Sementara itu, factor budaya (kebudayaan) mendapatkan tempat yang
paling terbelakang, bahkan hamper-hampir dilupakan oleh masyarakat sendiri
secara umum. Bahkan ironisnya, mereka dengan melupakan budayanya sendiri,
justru memilih untuk menggunakan produk asing yang menurut mereka lebih
fleksibel dan efesien untuk mereka. Prof. Dr. Wasino, mengomentari hal ini
dengan, orang Jawa yang kehilangan “Jawane”, orang Indonesia yang kehilangan
“keindonesiaannya”.
Dampak utamanya, Indonesia hari ini tidak memiliki corak pembudayaan
yang tetap dan orisinil. Semuanya adalah produk Negara lain yang dikemas ulang
dalam tatanan local. Indonesia sekarang telah kehilangan tradisinya, bangsa yang
telah kehilangan identitasnya. Tidak lagi ada orang Indonesia yang mau
melestarikan budayanya sendiri. Mereka cenderung lebih asyik dengan budaya
yang berasal dari luar negeri.
Tetapi, ketika kasus besar menyapa. Seperti klaim Malaysia terhadap
Reog Ponorogo hangat diperbincangkan, kita baru sadar dan merasa tidak terima
dengan perlakuan Malaysia yang semena-mena terhadap budaya kita. Lagu Rasa
Sayange yang juga diklaim oleh Malaysia juga memancing emosi kita untuk
melawan tindangan Malaysia yang merebut identitas Negara lain secara sepihak.

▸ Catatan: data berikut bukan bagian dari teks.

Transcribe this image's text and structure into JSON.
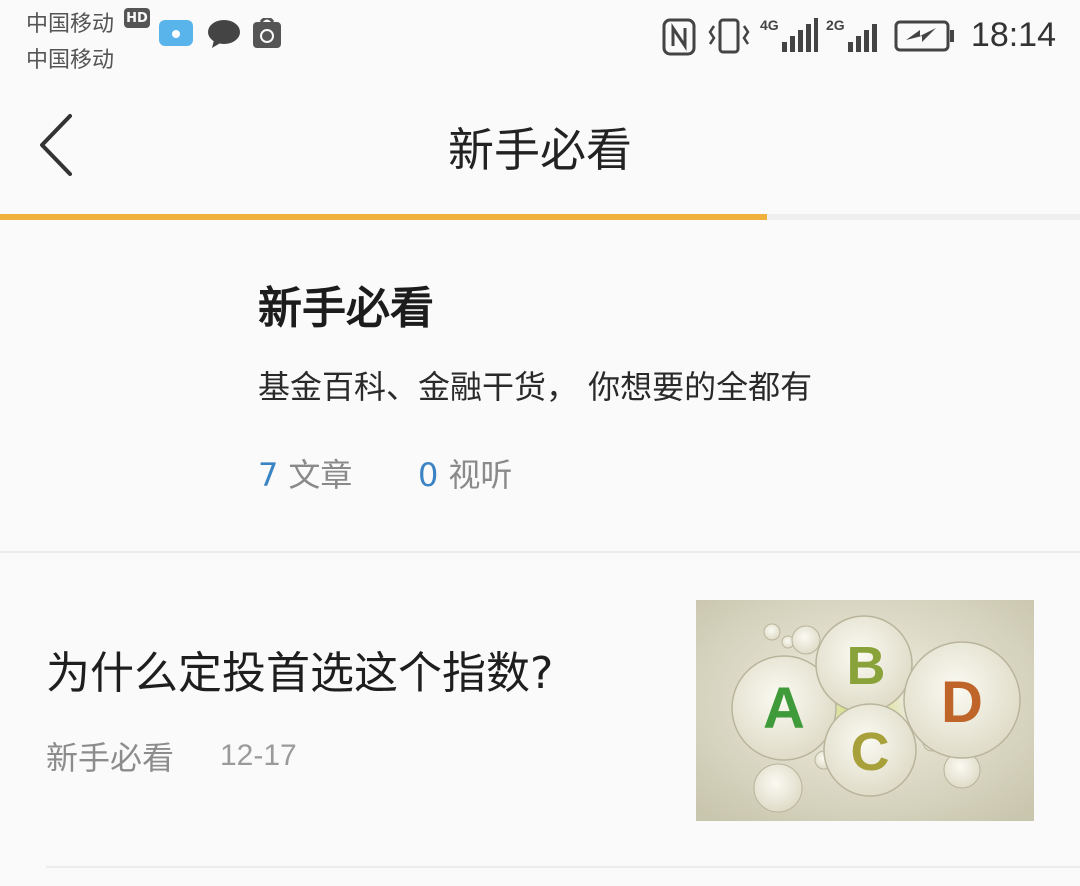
{
  "status_bar": {
    "carrier_1": "中国移动",
    "carrier_2": "中国移动",
    "hd_badge": "HD",
    "time": "18:14",
    "network_1": "4G",
    "network_2": "2G"
  },
  "nav": {
    "title": "新手必看",
    "back_icon": "chevron-left-icon",
    "progress": 0.71
  },
  "intro": {
    "title": "新手必看",
    "description": "基金百科、金融干货， 你想要的全都有",
    "article_count": "7",
    "article_label": "文章",
    "media_count": "0",
    "media_label": "视听"
  },
  "articles": [
    {
      "title": "为什么定投首选这个指数?",
      "source": "新手必看",
      "date": "12-17",
      "thumb_letters": [
        "A",
        "B",
        "C",
        "D"
      ]
    }
  ],
  "colors": {
    "accent": "#f0b03c",
    "count_blue": "#3a84c4",
    "background": "#fafafa"
  }
}
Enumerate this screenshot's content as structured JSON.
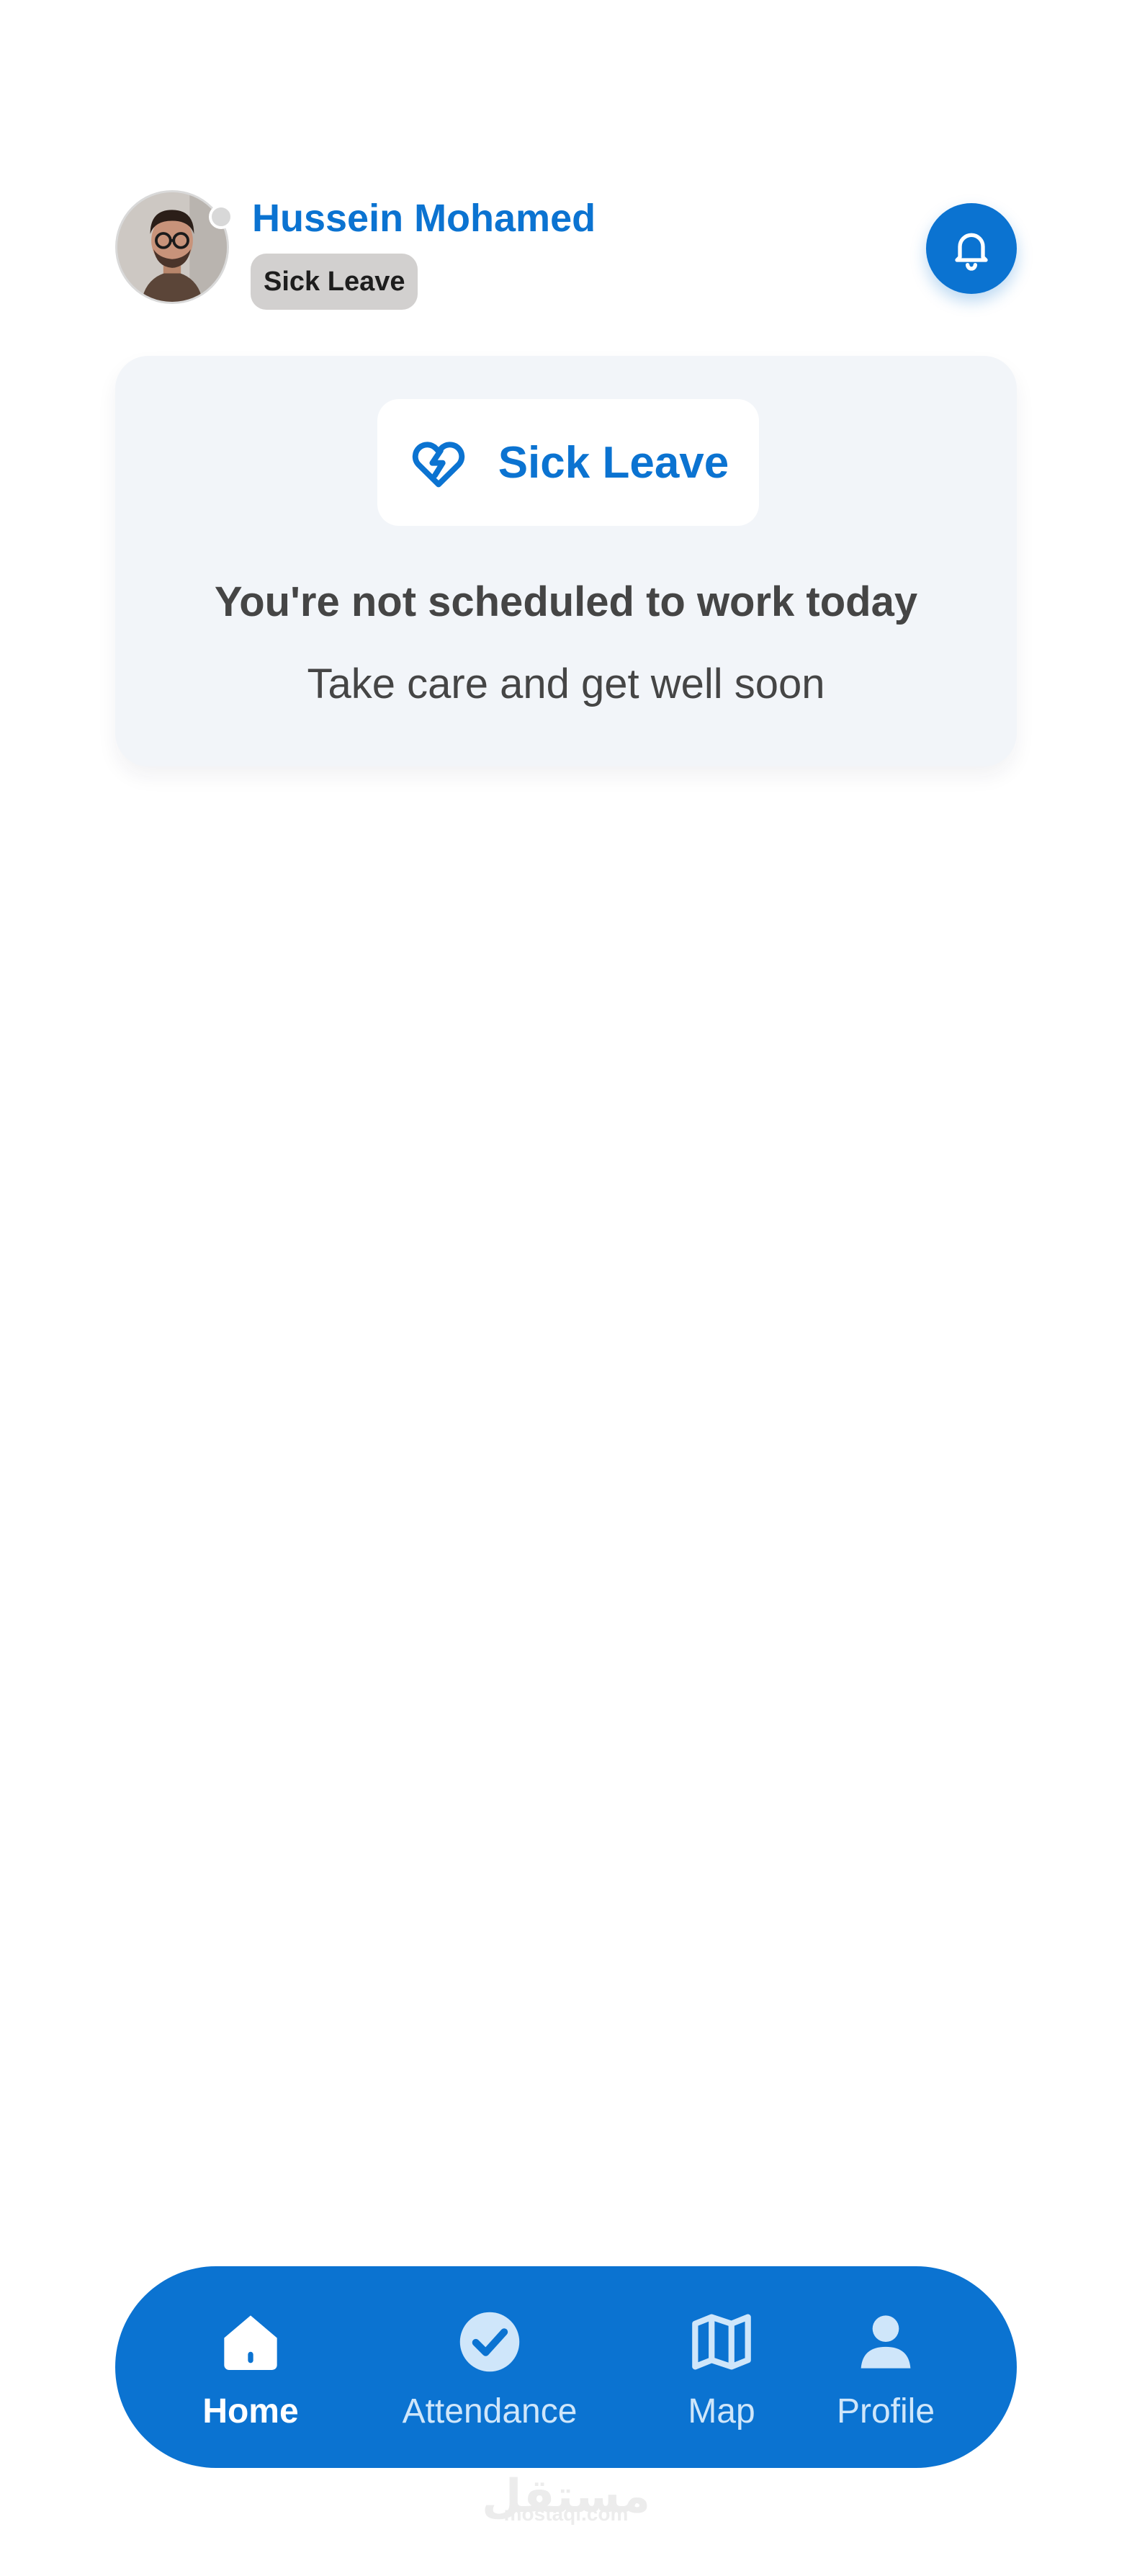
{
  "user": {
    "name": "Hussein Mohamed",
    "status_badge": "Sick Leave"
  },
  "status_card": {
    "pill_label": "Sick Leave",
    "title": "You're not scheduled to work today",
    "subtitle": "Take care and get well soon"
  },
  "nav": {
    "items": [
      {
        "label": "Home",
        "icon": "home-icon",
        "active": true
      },
      {
        "label": "Attendance",
        "icon": "check-circle-icon",
        "active": false
      },
      {
        "label": "Map",
        "icon": "map-icon",
        "active": false
      },
      {
        "label": "Profile",
        "icon": "user-icon",
        "active": false
      }
    ]
  },
  "watermark": {
    "main": "مستقل",
    "sub": "mostaql.com"
  },
  "colors": {
    "primary": "#0b73d1",
    "card_background": "#f2f5f9",
    "badge_background": "#d2d0cf",
    "text_dark": "#454545"
  }
}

Nasib yang sama juga dialami oleh Tempe yang lisensinya dimiliki oleh Jepang.
Atau corak kain batik dan berbagai khazanah local yang ada di Indonesia.
Pengambilalihan warisan budaya semacam ini membuat gerah warga
Indonesia. Semuanya tersentak untuk turut serta melawan terhadap tindakan
exploitation d’ I home par I home secara sepihak.
Namun dibalik itu semua juga memunculkan pertanyaa, apa yang telah
kita lakukan untuk memberdayakan budaya yang kita miliki itu? Sementara kita
sendiri cenderung lebih welcome terhadap budaya-budaya popular dan yang up to
date yang tentunya datang dari luar negeri.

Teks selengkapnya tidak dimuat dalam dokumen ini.